Maya had called in sick and Felix had quit three days earlier over a scheduling conflict that was really about a breakup with one of the other staff members, and the timing was terrible because Saturday was always their heaviest night and Lady Leo was in a meeting with a vendor and Bethany was handling the front desk solo. The bar was backed up four drinks deep. Amani could see from behind the counter that Reza was slammed at the well. The two remaining servers were drowning.
He could stay behind the bar. He had every reason to. His feet were healed enough for a full shift but the floor was different. The floor meant walking, moving through the crowd, navigating the press of bodies and the noise and the unpredictable geography of a room full of people who might reach for you without warning. The bar was his wall. Behind it, he controlled the distance. On the floor, the distance controlled him.
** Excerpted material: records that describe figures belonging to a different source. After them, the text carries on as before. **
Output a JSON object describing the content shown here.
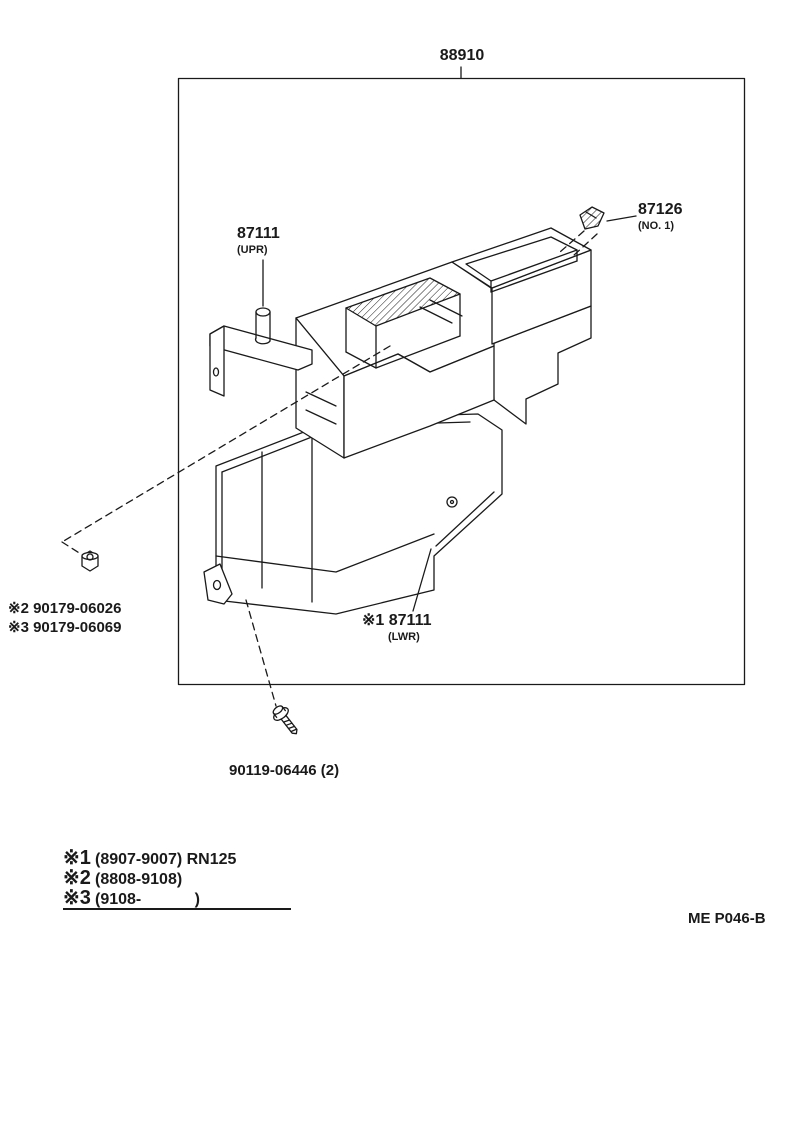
{
  "callouts": {
    "frame": "88910",
    "upper": {
      "number": "87111",
      "sub": "(UPR)"
    },
    "no1": {
      "number": "87126",
      "sub": "(NO. 1)"
    },
    "fastener_a": "※2 90179-06026",
    "fastener_b": "※3 90179-06069",
    "lower": {
      "number": "※1 87111",
      "sub": "(LWR)"
    },
    "screw": "90119-06446 (2)"
  },
  "legend": {
    "rows": [
      {
        "ref": "※1",
        "text": "(8907-9007) RN125"
      },
      {
        "ref": "※2",
        "text": "(8808-9108)"
      },
      {
        "ref": "※3",
        "text": "(9108-            )"
      }
    ]
  },
  "footer": {
    "code": "ME P046-B"
  }
}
He watched a server drop a ticket. Watched the other one nearly collide with a Dom carrying a glass of red wine near the leather furniture. Watched the drink orders pile up and the wait times stretch and the regulars start looking toward the bar with the patient-but-fading expressions of people who came here because the service was exceptional and the service was not being exceptional tonight.
Amani loaded a tray.
He told himself it was fine. He'd done this a thousand times. Delivering drinks was muscle memory, and the floor was just the other side of the bar, and the people on it were the same peoplehe served every night. The hoodie was armor enough. His hands were steady. They weren't, but the telling was sometimes enough to make it almost true.
He came around the end of the bar. The open end. The gap where the wall stopped and the room began. He stepped through it and the room was suddenly larger than it had been from behind the counter, wider, louder, more dimensional. People on all sides. Bodies moving in patterns he couldn't predict. The air was thicker out there, heavy with cologne, warmth, and the electric undercurrent of a space where people came to be touched.
He delivered the first round. Table four, near the stage. Two whiskey sours and a gin and tonic. His hands held. The regulars smiled at him. One of them said welcome back. He said thanks and moved on. His heartbeat was elevated but manageable. He was fine. He could do this.